Using Data to Decipher China’s South China Sea Strategy
The westernmost extent of the Pacific Ocean (South China Sea) has experienced growing conflict in recent years due to overlapping maritime claims between Vietnam, the Philippines, Malaysia, Brunei, Indonesia, Taiwan and China. Despite growing coverage in the news media, among think tanks and great attention from policy makers and politicians, there is a dearth of high-quality social science research on the escalating crisis. In particular, scholarly research on this topic has not taken advantage of the big data revolution. The South China Sea Data Initiative is  creating new, systematic dataset documenting conflict in the South China sea over the past decade, using a mix of qualitative and quantitative methods, and  collecting new public opinion data via surveys from seven countries around the South China Sea. The results will help inform policymakers about the opportunities and perils in the region as the US faces growing PRC expansionism and assertiveness in the region and questions about America’s role in Asia.

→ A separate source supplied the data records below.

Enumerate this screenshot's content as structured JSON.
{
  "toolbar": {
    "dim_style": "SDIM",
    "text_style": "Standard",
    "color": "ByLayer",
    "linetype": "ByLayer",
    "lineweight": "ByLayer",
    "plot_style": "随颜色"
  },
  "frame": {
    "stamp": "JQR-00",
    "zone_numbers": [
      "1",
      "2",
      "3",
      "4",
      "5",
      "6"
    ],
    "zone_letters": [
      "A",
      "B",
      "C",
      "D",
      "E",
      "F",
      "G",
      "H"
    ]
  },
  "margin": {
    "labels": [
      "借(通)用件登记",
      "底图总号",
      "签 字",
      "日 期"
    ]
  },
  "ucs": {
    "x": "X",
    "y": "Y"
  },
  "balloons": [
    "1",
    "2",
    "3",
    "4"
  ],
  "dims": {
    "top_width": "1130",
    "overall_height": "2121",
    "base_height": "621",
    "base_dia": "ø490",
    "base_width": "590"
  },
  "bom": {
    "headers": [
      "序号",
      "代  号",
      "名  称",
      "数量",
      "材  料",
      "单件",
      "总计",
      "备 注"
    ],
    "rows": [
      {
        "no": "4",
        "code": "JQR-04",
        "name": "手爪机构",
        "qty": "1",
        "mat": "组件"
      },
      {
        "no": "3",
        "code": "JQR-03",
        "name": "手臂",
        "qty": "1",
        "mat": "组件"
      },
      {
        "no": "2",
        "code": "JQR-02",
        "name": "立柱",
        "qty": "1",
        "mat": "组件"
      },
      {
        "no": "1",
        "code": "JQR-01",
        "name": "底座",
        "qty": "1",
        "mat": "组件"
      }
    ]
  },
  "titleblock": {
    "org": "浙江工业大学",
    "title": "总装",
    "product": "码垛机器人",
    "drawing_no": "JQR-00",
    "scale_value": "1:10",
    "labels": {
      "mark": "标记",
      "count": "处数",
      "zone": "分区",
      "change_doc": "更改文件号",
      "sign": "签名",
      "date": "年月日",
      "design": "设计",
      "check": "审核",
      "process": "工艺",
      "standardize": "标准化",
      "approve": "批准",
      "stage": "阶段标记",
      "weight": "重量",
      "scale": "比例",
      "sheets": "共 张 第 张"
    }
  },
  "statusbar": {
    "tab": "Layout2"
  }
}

Renard Sexton is a political scientist who studies conflict and development, especially in Southeast Asia, Afghanistan and Latin America. He serves as an Assistant Professor in the Department of Political Science at Emory University. His current work focuses on aid and insurgency, natural resources, and international competition in the South China Sea. His scholarly work has been published in top political science journals, such as the American Political Science Review, American Journal of Political Science and Journal of Politics. His policy work and commentary have been published by the Washington Post, New York Times, FiveThirtyEight, the Guardian, and Foreign Policy, as well as by the International Crisis Group and the UN. He completed his PhD in Politics at New York University, and did postdoctoral fellowships at Princeton and the International Crisis Group.